Anyone have ideas for this production newb?
 
at my old station we used to pitch all our songs before loading them in. ups the tempo and brightens it up a little bit. not sure if that's what he was talking about, but if done right, it can really help the tempo of the station.

rM
 
For oldies stations (Top 40 back in the day) pitching the music 1.5 % was common.

We did it at WMJI/Cleveland. All of the cd players were locked pitched to 1.5. In Raleigh, with Prophet, we had all songs for WTRG pitched up 1.5%.

Some people used to run all music thru compellors before carting or dubbing....but then that may negatively work against your processing.

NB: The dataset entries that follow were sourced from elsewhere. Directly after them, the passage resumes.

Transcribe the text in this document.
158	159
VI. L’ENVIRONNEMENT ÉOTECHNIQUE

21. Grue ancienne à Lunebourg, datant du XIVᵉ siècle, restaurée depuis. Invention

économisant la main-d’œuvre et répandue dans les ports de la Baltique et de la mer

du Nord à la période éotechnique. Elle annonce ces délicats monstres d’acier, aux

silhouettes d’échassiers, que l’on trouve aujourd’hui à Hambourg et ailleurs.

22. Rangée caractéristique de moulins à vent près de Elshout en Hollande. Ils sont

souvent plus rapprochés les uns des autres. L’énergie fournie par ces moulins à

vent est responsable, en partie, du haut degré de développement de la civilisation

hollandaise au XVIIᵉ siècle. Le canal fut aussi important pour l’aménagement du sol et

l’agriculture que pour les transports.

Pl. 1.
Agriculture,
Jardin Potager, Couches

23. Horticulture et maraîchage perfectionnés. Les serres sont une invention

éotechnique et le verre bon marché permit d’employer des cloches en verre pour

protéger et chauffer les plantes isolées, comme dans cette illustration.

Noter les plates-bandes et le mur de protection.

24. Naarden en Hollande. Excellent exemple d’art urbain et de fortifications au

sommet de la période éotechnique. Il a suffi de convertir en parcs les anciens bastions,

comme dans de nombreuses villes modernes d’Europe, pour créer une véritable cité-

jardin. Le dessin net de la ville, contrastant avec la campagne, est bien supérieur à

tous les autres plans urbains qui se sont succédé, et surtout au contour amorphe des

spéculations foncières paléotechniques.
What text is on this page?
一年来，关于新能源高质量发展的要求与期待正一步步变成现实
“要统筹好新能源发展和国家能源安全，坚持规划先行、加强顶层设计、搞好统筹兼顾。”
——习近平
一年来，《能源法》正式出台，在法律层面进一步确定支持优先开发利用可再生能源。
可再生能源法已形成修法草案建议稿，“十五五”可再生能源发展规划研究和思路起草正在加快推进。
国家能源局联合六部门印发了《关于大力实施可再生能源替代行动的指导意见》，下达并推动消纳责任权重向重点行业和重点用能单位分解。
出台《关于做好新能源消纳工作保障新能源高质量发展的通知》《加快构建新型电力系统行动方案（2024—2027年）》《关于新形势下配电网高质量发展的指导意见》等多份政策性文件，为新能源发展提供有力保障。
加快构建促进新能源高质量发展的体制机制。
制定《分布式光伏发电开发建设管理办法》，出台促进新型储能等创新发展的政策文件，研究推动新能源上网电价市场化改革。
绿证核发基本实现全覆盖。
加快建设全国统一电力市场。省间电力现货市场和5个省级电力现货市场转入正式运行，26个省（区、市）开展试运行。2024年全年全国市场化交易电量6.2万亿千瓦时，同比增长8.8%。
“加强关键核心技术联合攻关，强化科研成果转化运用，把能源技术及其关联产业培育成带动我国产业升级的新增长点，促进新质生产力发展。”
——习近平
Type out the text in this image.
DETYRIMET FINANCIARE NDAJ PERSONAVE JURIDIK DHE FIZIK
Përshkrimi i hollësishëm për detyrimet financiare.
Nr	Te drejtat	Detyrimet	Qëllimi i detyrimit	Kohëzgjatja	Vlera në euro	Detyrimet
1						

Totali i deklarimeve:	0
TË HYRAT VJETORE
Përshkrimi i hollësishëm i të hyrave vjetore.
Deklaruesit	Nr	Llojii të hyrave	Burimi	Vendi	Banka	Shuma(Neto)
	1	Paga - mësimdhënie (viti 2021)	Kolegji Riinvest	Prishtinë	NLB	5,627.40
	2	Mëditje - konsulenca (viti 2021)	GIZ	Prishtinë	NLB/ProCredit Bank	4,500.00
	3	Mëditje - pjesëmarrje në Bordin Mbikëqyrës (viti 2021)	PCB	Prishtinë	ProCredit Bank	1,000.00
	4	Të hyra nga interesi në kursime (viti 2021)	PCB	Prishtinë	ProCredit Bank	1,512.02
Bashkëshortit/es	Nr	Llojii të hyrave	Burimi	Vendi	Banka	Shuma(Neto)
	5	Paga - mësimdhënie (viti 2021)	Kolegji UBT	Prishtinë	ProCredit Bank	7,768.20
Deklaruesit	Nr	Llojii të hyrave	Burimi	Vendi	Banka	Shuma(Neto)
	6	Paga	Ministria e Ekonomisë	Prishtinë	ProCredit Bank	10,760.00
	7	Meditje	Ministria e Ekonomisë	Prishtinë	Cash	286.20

At WMJI ALL spots, imaging, etc were run through either UREI 1176LN's, or thru compellors.... or both.

ALL jingles went thru a compellor first.

This was all before DAW's. Everything was still on tape.

When dubbing songs.....find the peak. Set your pot, then dub. If there are low spots, so be it. Your on air processing should take care of it.

As for local spots... Hard limiting, either with a plug in or with an outboard processor, like a Aphex 320A compellor, isn't a bad idea as long as you know what you are doing.

Agency spots should be fine as most have been produced in a production house with some sort of post.
 
VODood said:
Agency spots should be fine as most have been produced in a production house with some sort of post.

They should. I'm amazed at how many aren't even normalized. I came across an agency spot today that was apparently a donut, and the insert was only in one channel! I had to convert it to mono before I dubbed it in.

Sigh.

Sometimes I think I should start my own agency.
 
Another idea (which I prefer) is how WPST does it. Raise the tempo without changin' the pitch.
As a guy with perfect pitch, i am not a fan of the +2% (40 cents) or even the +25 cents that some stations imploi.